While Amazon has made the bulk of its headlines at the end of 2011 thanks to its Kindle Fire tablet, a quieter story about Jeff Bezos’ great machine has been unfolding — one that has seen the company returning to its roots in books. Amazon Publishing, the company’s very own book imprint, has been growing at an exponential rate over the past 12 months. The latest territory taken by Amazon Publishing: children’s books.

A Tuesday article in The New York Times said that Amazon purchased the rights to more than 450 titles from Marshall Cavendish Children’s Books, a subsidiary of Singapore-based Times Publishing Group. While Amazon has published a few children’s titles under its Amazon Encore imprint — Encore’s domain typically is reprinting titles that were independently published in small print runs — this acquisition represents the company’s first aggressive push into the category.
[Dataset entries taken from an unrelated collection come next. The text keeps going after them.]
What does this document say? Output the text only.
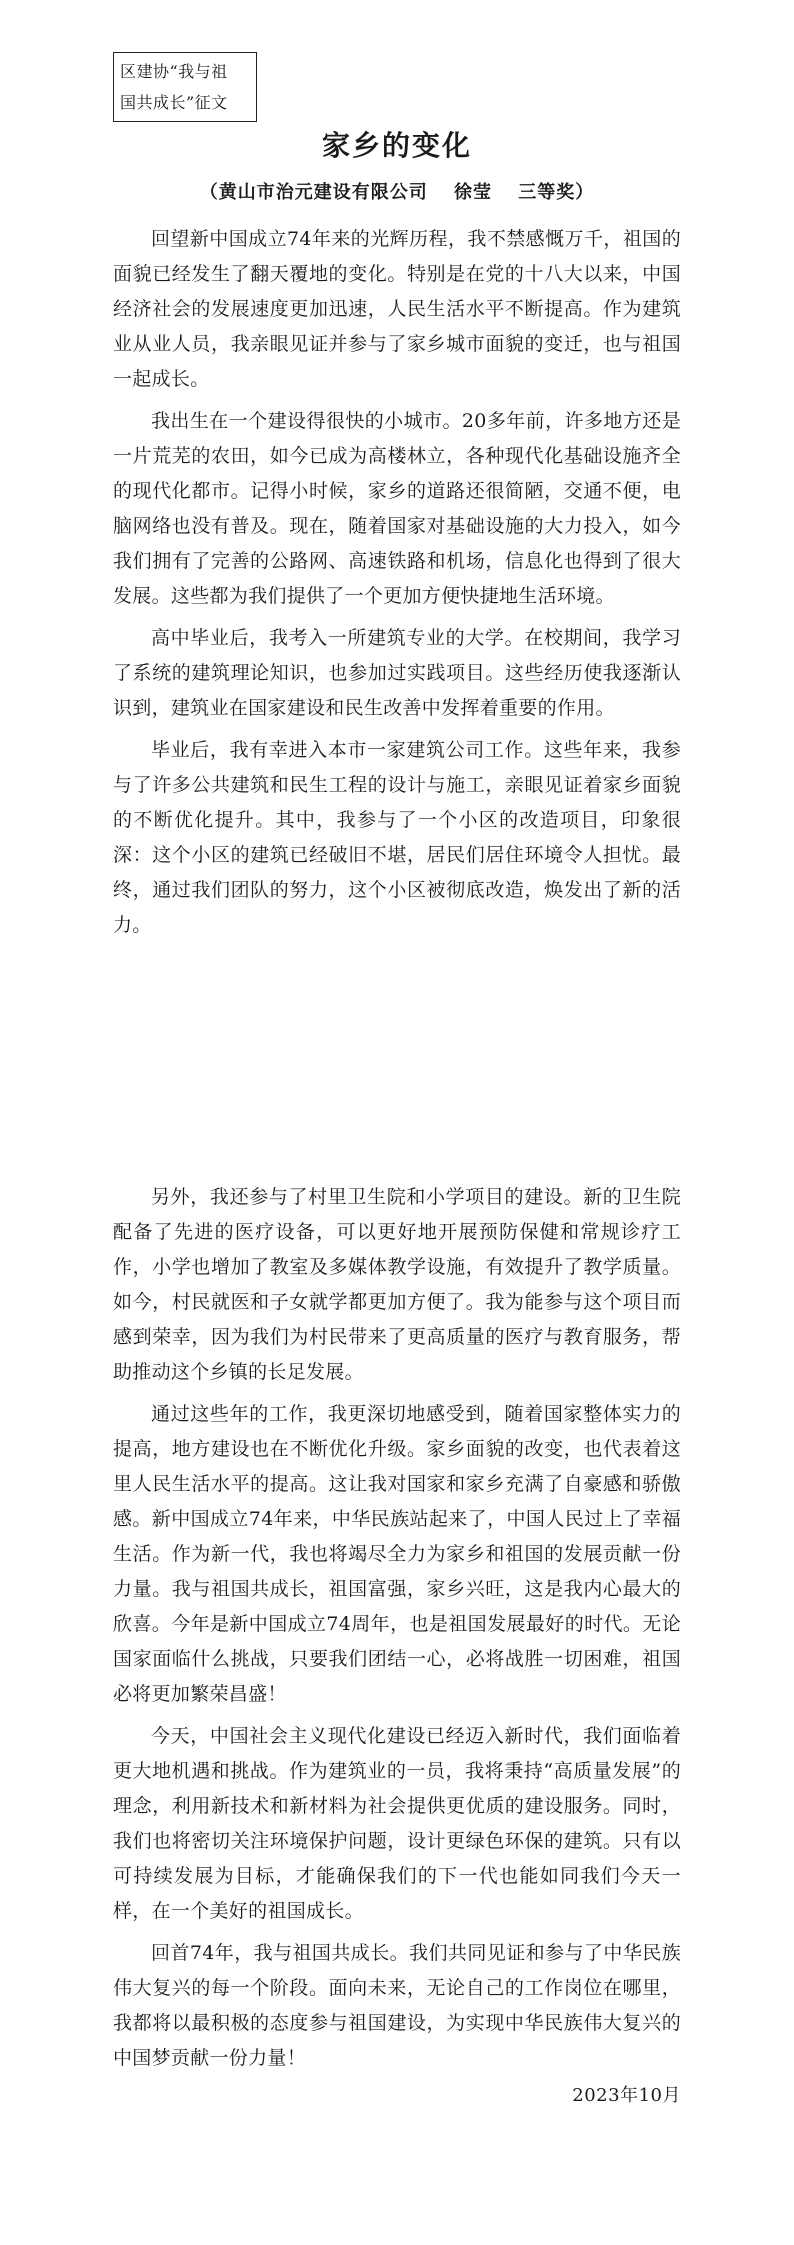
区建协“我与祖
国共成长”征文
家乡的变化
（黄山市治元建设有限公司　 徐莹　 三等奖）

回望新中国成立74年来的光辉历程，我不禁感慨万千，祖国的面貌已经发生了翻天覆地的变化。特别是在党的十八大以来，中国经济社会的发展速度更加迅速，人民生活水平不断提高。作为建筑业从业人员，我亲眼见证并参与了家乡城市面貌的变迁，也与祖国一起成长。

我出生在一个建设得很快的小城市。20多年前，许多地方还是一片荒芜的农田，如今已成为高楼林立，各种现代化基础设施齐全的现代化都市。记得小时候，家乡的道路还很简陋，交通不便，电脑网络也没有普及。现在，随着国家对基础设施的大力投入，如今我们拥有了完善的公路网、高速铁路和机场，信息化也得到了很大发展。这些都为我们提供了一个更加方便快捷地生活环境。

高中毕业后，我考入一所建筑专业的大学。在校期间，我学习了系统的建筑理论知识，也参加过实践项目。这些经历使我逐渐认识到，建筑业在国家建设和民生改善中发挥着重要的作用。

毕业后，我有幸进入本市一家建筑公司工作。这些年来，我参与了许多公共建筑和民生工程的设计与施工，亲眼见证着家乡面貌的不断优化提升。其中，我参与了一个小区的改造项目，印象很深：这个小区的建筑已经破旧不堪，居民们居住环境令人担忧。最终，通过我们团队的努力，这个小区被彻底改造，焕发出了新的活力。

另外，我还参与了村里卫生院和小学项目的建设。新的卫生院配备了先进的医疗设备，可以更好地开展预防保健和常规诊疗工作，小学也增加了教室及多媒体教学设施，有效提升了教学质量。如今，村民就医和子女就学都更加方便了。我为能参与这个项目而感到荣幸，因为我们为村民带来了更高质量的医疗与教育服务，帮助推动这个乡镇的长足发展。

通过这些年的工作，我更深切地感受到，随着国家整体实力的提高，地方建设也在不断优化升级。家乡面貌的改变，也代表着这里人民生活水平的提高。这让我对国家和家乡充满了自豪感和骄傲感。新中国成立74年来，中华民族站起来了，中国人民过上了幸福生活。作为新一代，我也将竭尽全力为家乡和祖国的发展贡献一份力量。我与祖国共成长，祖国富强，家乡兴旺，这是我内心最大的欣喜。今年是新中国成立74周年，也是祖国发展最好的时代。无论国家面临什么挑战，只要我们团结一心，必将战胜一切困难，祖国必将更加繁荣昌盛！

今天，中国社会主义现代化建设已经迈入新时代，我们面临着更大地机遇和挑战。作为建筑业的一员，我将秉持“高质量发展”的理念，利用新技术和新材料为社会提供更优质的建设服务。同时，我们也将密切关注环境保护问题，设计更绿色环保的建筑。只有以可持续发展为目标，才能确保我们的下一代也能如同我们今天一样，在一个美好的祖国成长。

回首74年，我与祖国共成长。我们共同见证和参与了中华民族伟大复兴的每一个阶段。面向未来，无论自己的工作岗位在哪里，我都将以最积极的态度参与祖国建设，为实现中华民族伟大复兴的中国梦贡献一份力量！

2023年10月
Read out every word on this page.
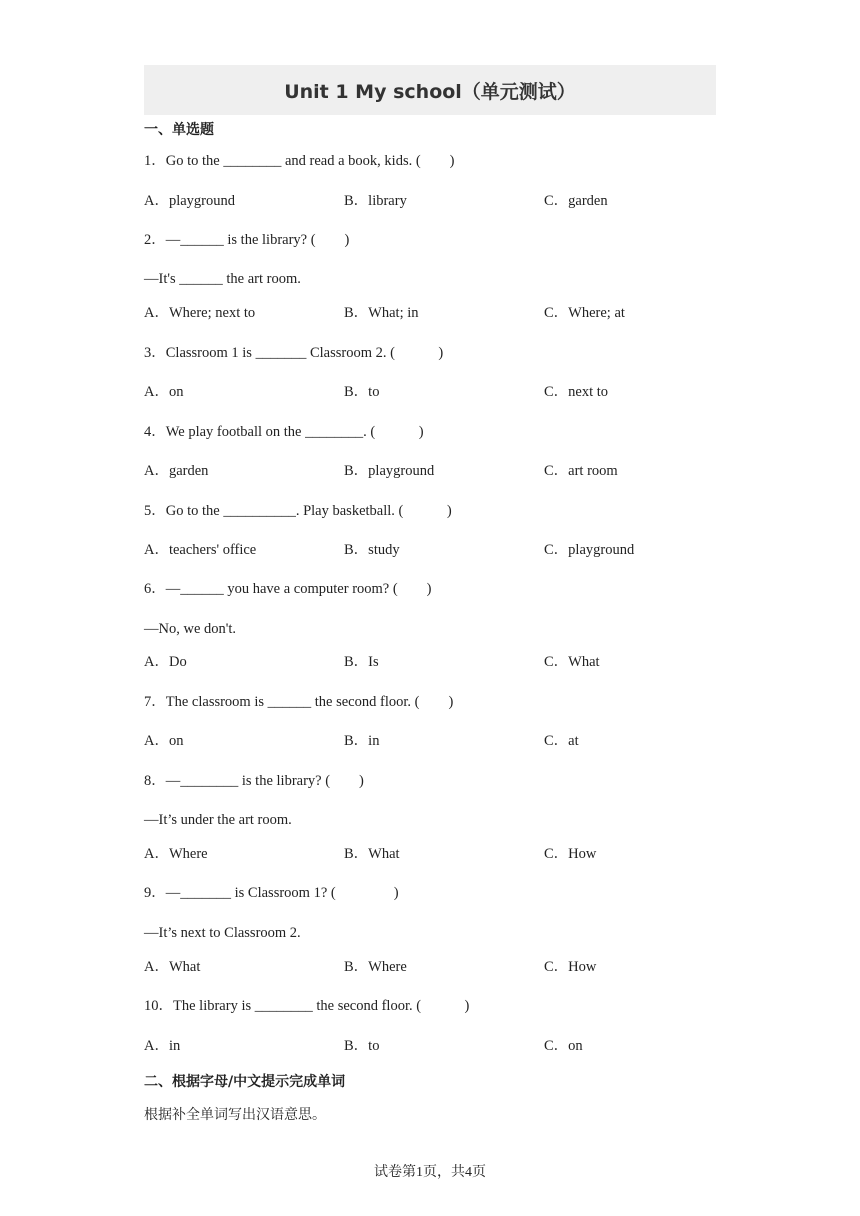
Unit 1 My school（单元测试）
一、单选题
1．Go to the ________ and read a book, kids. (　　)
A．playground	B．library	C．garden
2．—______ is the library? (　　)
—It's ______ the art room.
A．Where; next to	B．What; in	C．Where; at
3．Classroom 1 is _______ Classroom 2. (　　　)
A．on	B．to	C．next to
4．We play football on the ________. (　　　)
A．garden	B．playground	C．art room
5．Go to the __________. Play basketball. (　　　)
A．teachers' office	B．study	C．playground
6．—______ you have a computer room? (　　)
—No, we don't.
A．Do	B．Is	C．What
7．The classroom is ______ the second floor. (　　)
A．on	B．in	C．at
8．—________ is the library? (　　)
—It’s under the art room.
A．Where	B．What	C．How
9．—_______ is Classroom 1? (　　　　)
—It’s next to Classroom 2.
A．What	B．Where	C．How
10．The library is ________ the second floor. (　　　)
A．in	B．to	C．on
二、根据字母/中文提示完成单词
根据补全单词写出汉语意思。
试卷第1页，共4页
Most significant about Amazon’s new place in the children’s books market is what it represents for the company’s broader e-book business. Vice president of Amazon Publishing Jeff Belle told the WSJ, “(Children’s books are) a case where there’s a great list of books that have not been digitized.” He’s right. While Amazon has had great success with its Kindle e-readers and has helped set the standard for the market, a number of book types have simply been blocked off from its e-book operation.

The black-and-white Kindle e-reader, and even color ink e-readers like Barnes & Noble‘s (NYSE:BKS) Nook Color, haven’t been able to properly reproduce the large page format and bright coloring of children’s picture books. In turn, the Kindle e-book business has been cut off from a huge part of the $1.2 billion-per-year children’s books market. The Kindle Fire and Nook Tablet computers — with their clear, back-lit LCD screens — can better replicate the vivid images that make children’s books such marketable products.
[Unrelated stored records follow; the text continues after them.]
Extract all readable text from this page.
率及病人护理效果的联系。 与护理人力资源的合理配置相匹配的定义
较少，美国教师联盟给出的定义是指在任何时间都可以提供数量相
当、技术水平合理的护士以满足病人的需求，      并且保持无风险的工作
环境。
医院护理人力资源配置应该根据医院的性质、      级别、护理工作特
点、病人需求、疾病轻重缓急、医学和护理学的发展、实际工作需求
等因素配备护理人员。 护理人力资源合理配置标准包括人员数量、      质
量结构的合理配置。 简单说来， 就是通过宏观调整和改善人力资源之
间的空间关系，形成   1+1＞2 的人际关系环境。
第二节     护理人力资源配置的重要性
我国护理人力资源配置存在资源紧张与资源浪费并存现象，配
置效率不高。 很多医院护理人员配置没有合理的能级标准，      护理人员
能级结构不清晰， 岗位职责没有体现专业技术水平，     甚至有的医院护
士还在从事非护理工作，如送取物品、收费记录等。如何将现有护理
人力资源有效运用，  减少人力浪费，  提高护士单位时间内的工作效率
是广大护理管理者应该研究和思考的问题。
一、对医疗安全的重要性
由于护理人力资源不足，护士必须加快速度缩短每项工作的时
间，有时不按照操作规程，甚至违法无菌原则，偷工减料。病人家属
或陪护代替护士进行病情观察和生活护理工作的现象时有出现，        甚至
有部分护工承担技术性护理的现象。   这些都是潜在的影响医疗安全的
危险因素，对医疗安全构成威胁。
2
This expansion is just one more victory for Amazon’s publishing imprint in 2011. The company staged something of a coup in landing exclusive publishing rights to self-help author Timothy Ferriss’ new book in August. Between its Kindle business and Amazon Publishing, the company could end up controlling 50% of the entire book market by the end of 2012.
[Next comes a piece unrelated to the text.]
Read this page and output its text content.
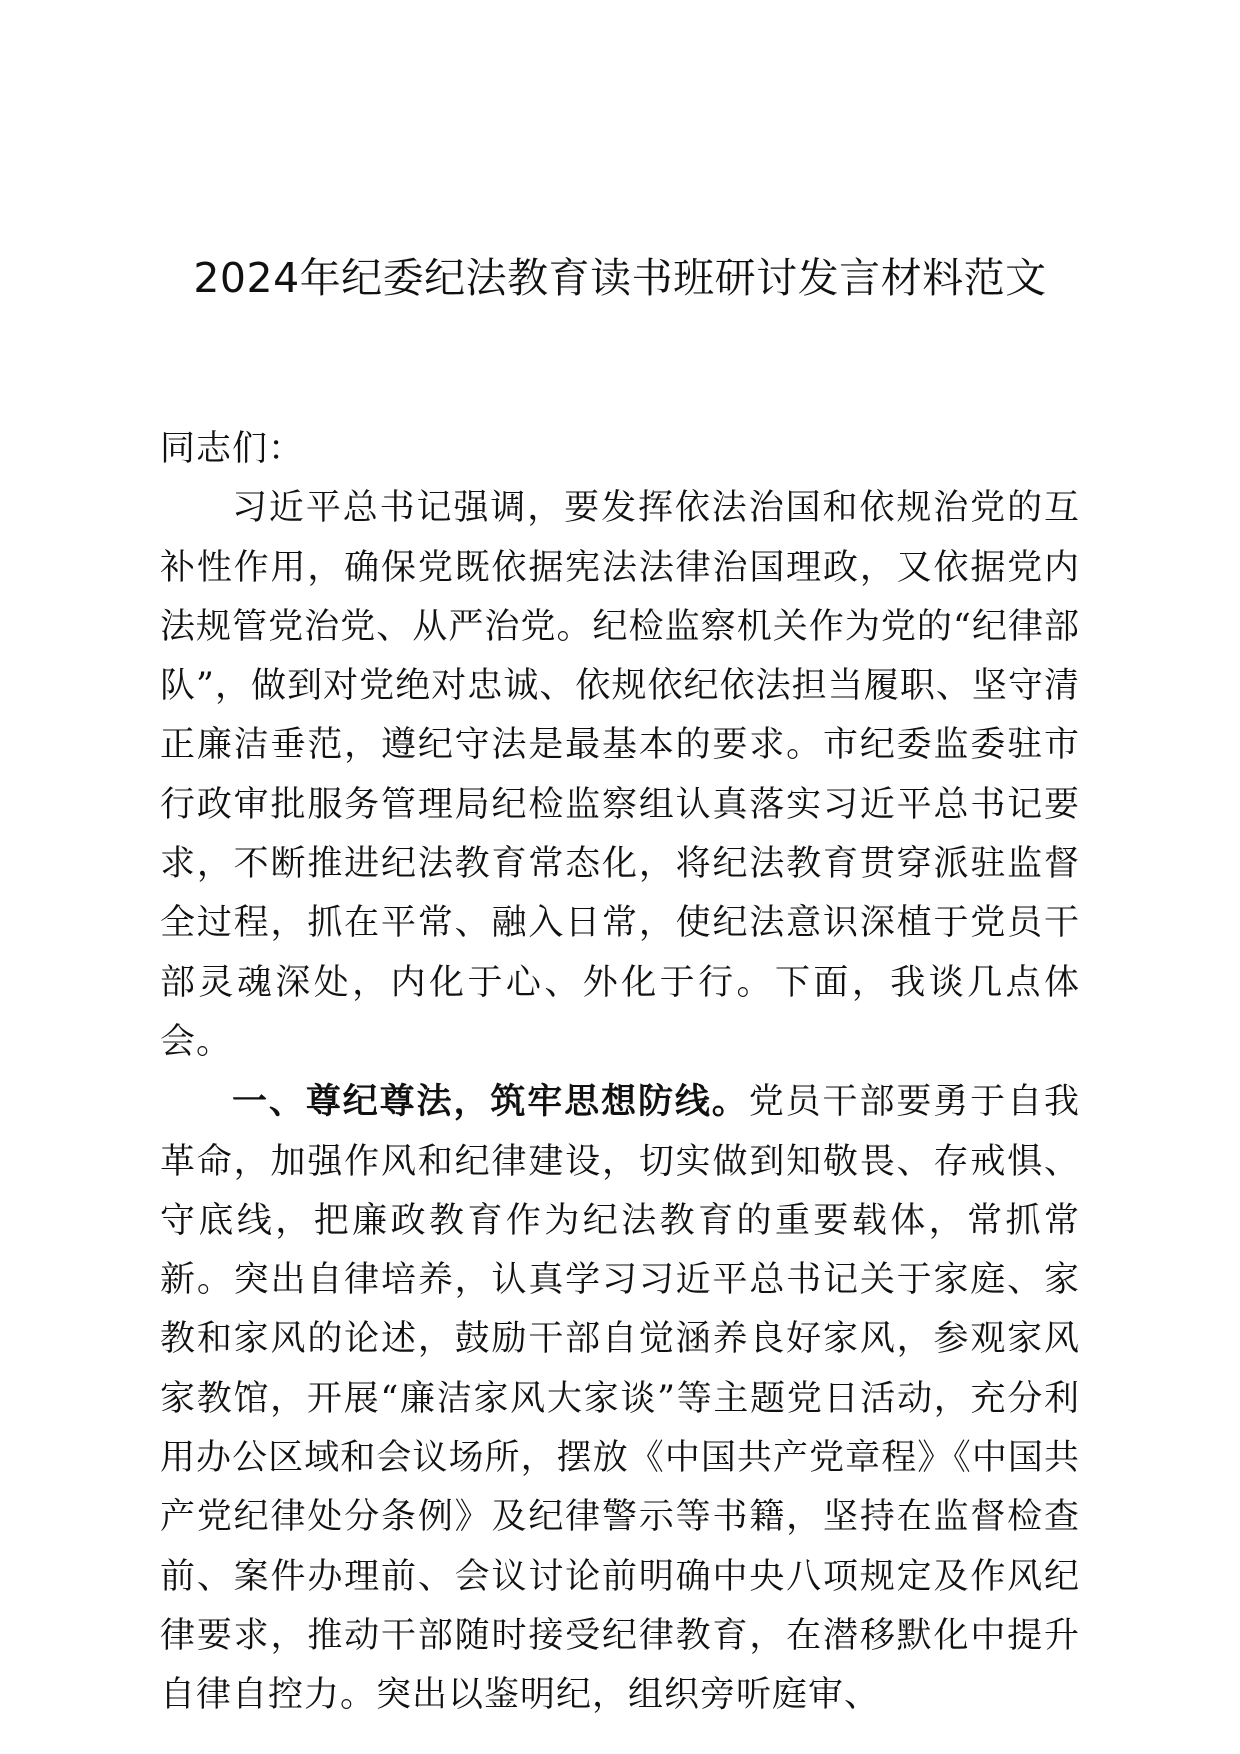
2024年纪委纪法教育读书班研讨发言材料范文

同志们：

习近平总书记强调，要发挥依法治国和依规治党的互补性作用，确保党既依据宪法法律治国理政，又依据党内法规管党治党、从严治党。纪检监察机关作为党的“纪律部队”，做到对党绝对忠诚、依规依纪依法担当履职、坚守清正廉洁垂范，遵纪守法是最基本的要求。市纪委监委驻市行政审批服务管理局纪检监察组认真落实习近平总书记要求，不断推进纪法教育常态化，将纪法教育贯穿派驻监督全过程，抓在平常、融入日常，使纪法意识深植于党员干部灵魂深处，内化于心、外化于行。下面，我谈几点体会。

一、尊纪尊法，筑牢思想防线。党员干部要勇于自我革命，加强作风和纪律建设，切实做到知敬畏、存戒惧、守底线，把廉政教育作为纪法教育的重要载体，常抓常新。突出自律培养，认真学习习近平总书记关于家庭、家教和家风的论述，鼓励干部自觉涵养良好家风，参观家风家教馆，开展“廉洁家风大家谈”等主题党日活动，充分利用办公区域和会议场所，摆放《中国共产党章程》《中国共产党纪律处分条例》及纪律警示等书籍，坚持在监督检查前、案件办理前、会议讨论前明确中央八项规定及作风纪律要求，推动干部随时接受纪律教育，在潜移默化中提升自律自控力。突出以鉴明纪，组织旁听庭审、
What’s more, Amazon can continue expanding.

With graphic-heavy texts like picture books now within Amazon’s reach, it can begin branching out its e-book publishing business into other image-intensive book types. Amazon can acquire the rights to crafting books, photography books, even coffee-table-style luxury books.

And best of all? Amazon Publishing — with its growing domination of the entire book chain — represents a welcome, low-cost avenue of growth for the company.

Part of what has kept Amazon’s stock down lately is the company’s massive spending over the course of 2011, including acquisitions of other companies, TV and film content licensing for the Amazon Prime streaming video service, and R&D and manufacturing costs for the Kindle Fire (a device sold at a loss). In 2012, the company could use the chance to scale back a little and watch its investments ripen.

Being able to build part of its company without breaking the bank will help.